C’est l’histoire d’une femme qui prévient sa nourrice, Oenone, dès son entrée sur scène, que c’est la dernière fois qu’elle voit le soleil se lever « Soleil je te viens voir pour la dernière fois »...

... et cette femme qui n’a ni mangé ni bu ni dormi depuis trois jours n’est ni une pleurnicheuse de Caliméro, ni une drama queen de bazar, cette femme sait ce qu’elle dit, à l’acte V, droite dans ses cothurnes, elle expire avec ces derniers vers : 

Déjà je ne vois plus qu’à travers un nuage  
Et le ciel et l’époux que ma présence outrage  
Et la mort à mes yeux dérobant la clarté  
Rend au jour, qu’ils souillaient, toute sa pureté.

Et c’est là que Racine est fort, on ne peut pas s’empêcher de se dire, de lui dire à elle, pendant les autres actes, « Mais enfin, non! c’est pas possible, ça va aller, meuf, tiens le coup ». 

C’est que Racine, le malin, pense au spectateur - après tout c’est du spectacle aussi - et ainsi à la fin de l’acte 1, on apprend officiellement la mort de Thésée. Alors Oenone, la nourrice, qui a élevé Phèdre, tenu lieu de mère, fait son boulot de mère : 

  1. phase 1, le chantage affectif : "Mon pays, mes enfants , pour vous j’ai tout quitté/ réserviez vous ce prix à ma fidélité?"

  2. phase 2 : pense à tes mômes "Le roi n’est plus, Madame; il faut prendre sa place".

Et ça fonctionne. Et Phèdre rencontre Hippolyte pour causer testament, ordre des héritiers et barème des droits de succession… Enfin, officiellement.

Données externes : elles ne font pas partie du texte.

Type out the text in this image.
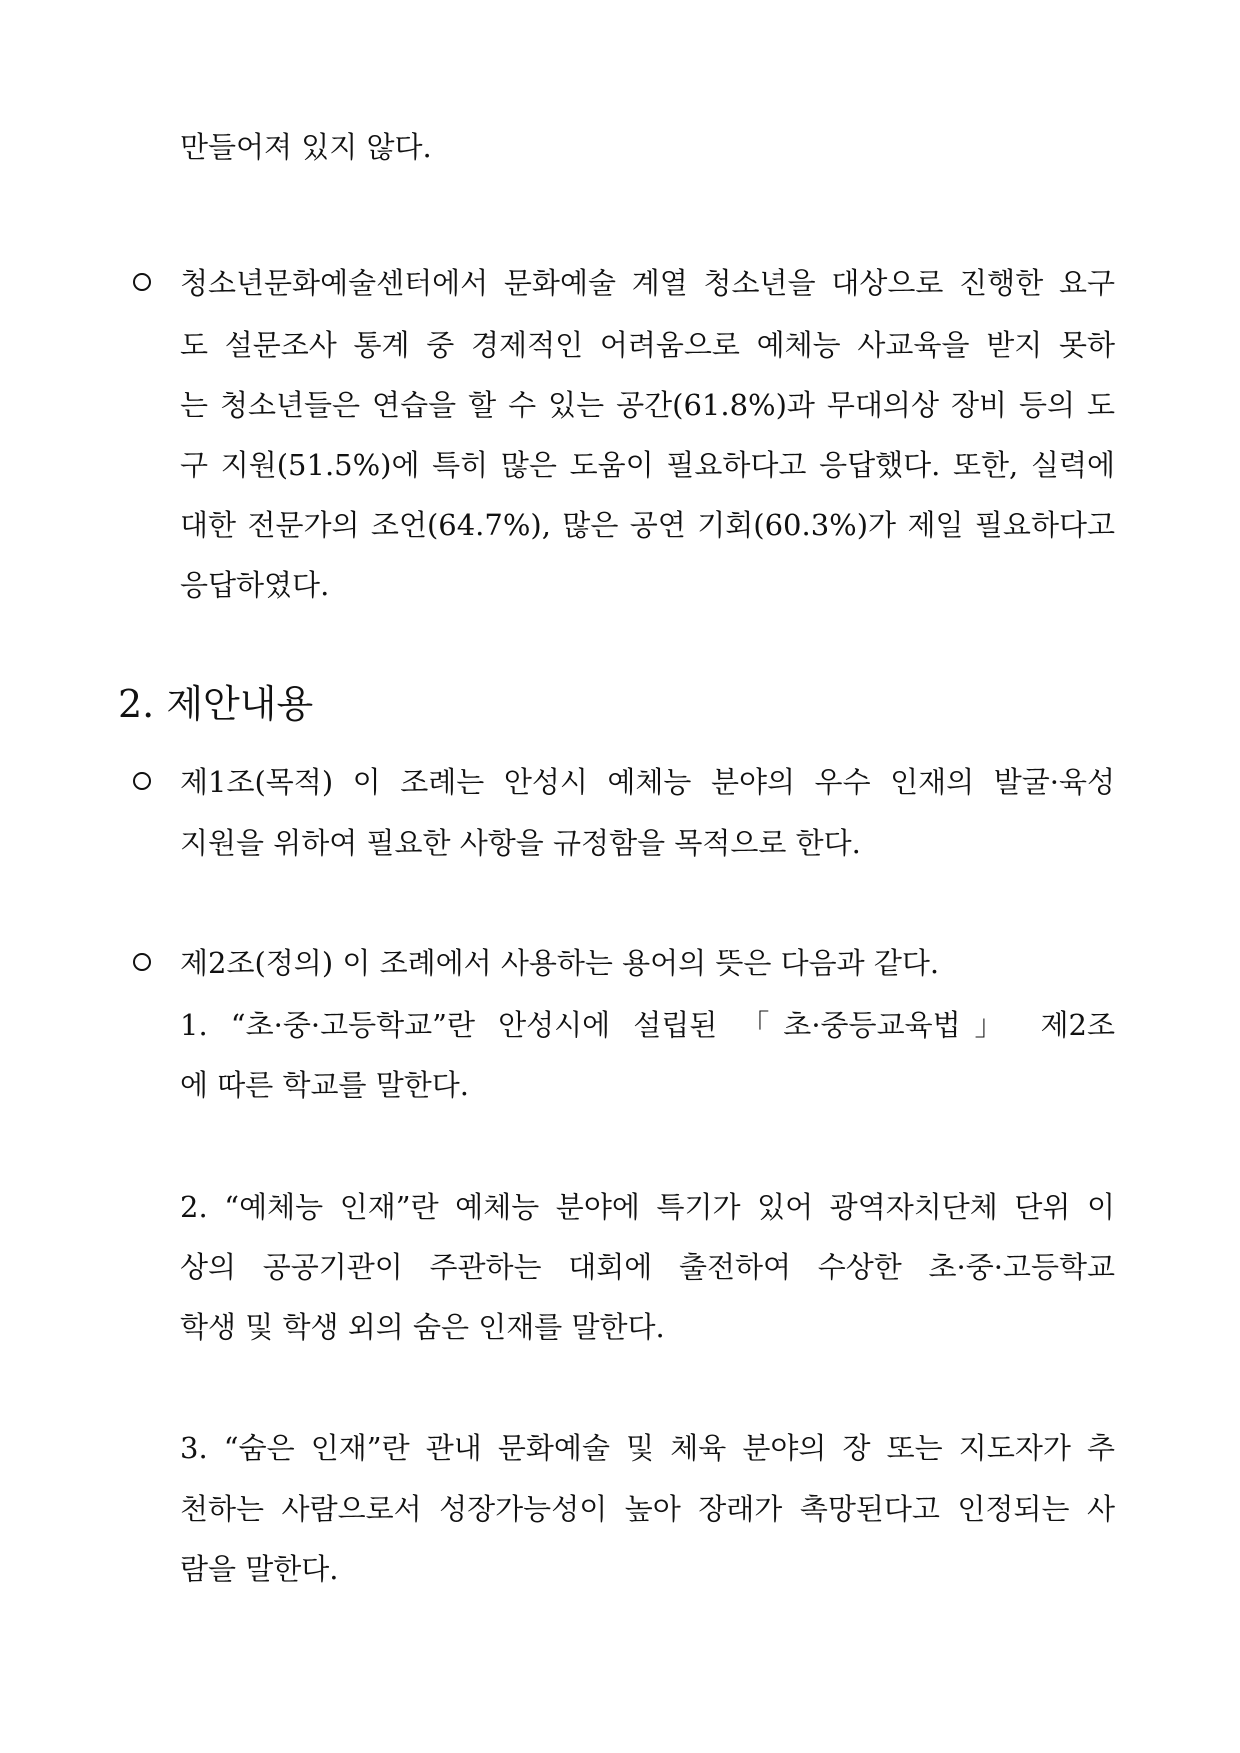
만들어져 있지 않다.
청소년문화예술센터에서 문화예술 계열 청소년을 대상으로 진행한 요구
도 설문조사 통계 중 경제적인 어려움으로 예체능 사교육을 받지 못하
는 청소년들은 연습을 할 수 있는 공간(61.8%)과 무대의상 장비 등의 도
구 지원(51.5%)에 특히 많은 도움이 필요하다고 응답했다. 또한, 실력에
대한 전문가의 조언(64.7%), 많은 공연 기회(60.3%)가 제일 필요하다고
응답하였다.
2. 제안내용
제1조(목적) 이 조례는 안성시 예체능 분야의 우수 인재의 발굴·육성
지원을 위하여 필요한 사항을 규정함을 목적으로 한다.
제2조(정의) 이 조례에서 사용하는 용어의 뜻은 다음과 같다.
1. “초·중·고등학교”란 안성시에 설립된 「초·중등교육법」 제2조
에 따른 학교를 말한다.
2. “예체능 인재”란 예체능 분야에 특기가 있어 광역자치단체 단위 이
상의 공공기관이 주관하는 대회에 출전하여 수상한 초·중·고등학교
학생 및 학생 외의 숨은 인재를 말한다.
3. “숨은 인재”란 관내 문화예술 및 체육 분야의 장 또는 지도자가 추
천하는 사람으로서 성장가능성이 높아 장래가 촉망된다고 인정되는 사
람을 말한다.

En réalité, ça dérape. Hippolyte suppose qu’elle est bien triste. Phèdre dérape. Elle s’égare. 

Phèdre, qui se pense veuve, se lance : 

Oui, Prince, je languis, je brûle pour Thésée  
Je l’aime, non point tel que l’ont vu les enfers,  
Volage adorateur de mille objets divers,  
Qui va du dieu des morts déshonorer la couche .. 

Oui, Thésée, c’est comme la Parisienne de Marie-Paule Belle, il a une obsession, c’est le sexe. Avec tout ce qui porte tunique. Fille, femme, demi déesse, grecque ou amazone, le gars ne fait pas dans le détail.

Donc Phèdre précise : pas ce Thésée-là, donc pas Thésée du tout …

Mais fidèle, mais fier, et même un peu farouche,  
Charmant, jeune, trainant tous les coeurs après soi,  
Tel qu’on dépeint nos dieux, ou tel que je vous vois

Là, Hippolyte, ne peut plus prétendre ne rien comprendre. Et laisse voir sa surprise et son horreur. Phèdre se jette sur son épée pour en mourir, (coucou Freud) mais Oenone, quasi la maman de Phèdre on le rappelle, s’interpose et lui arrache l’épée des mains. (re coucou Sigmund). 

C’est atroce et comme si c’était pas suffisamment abominable, tuutututt! (trompette) qui c’est qui finalement n’est pas mort? C’est Thésée.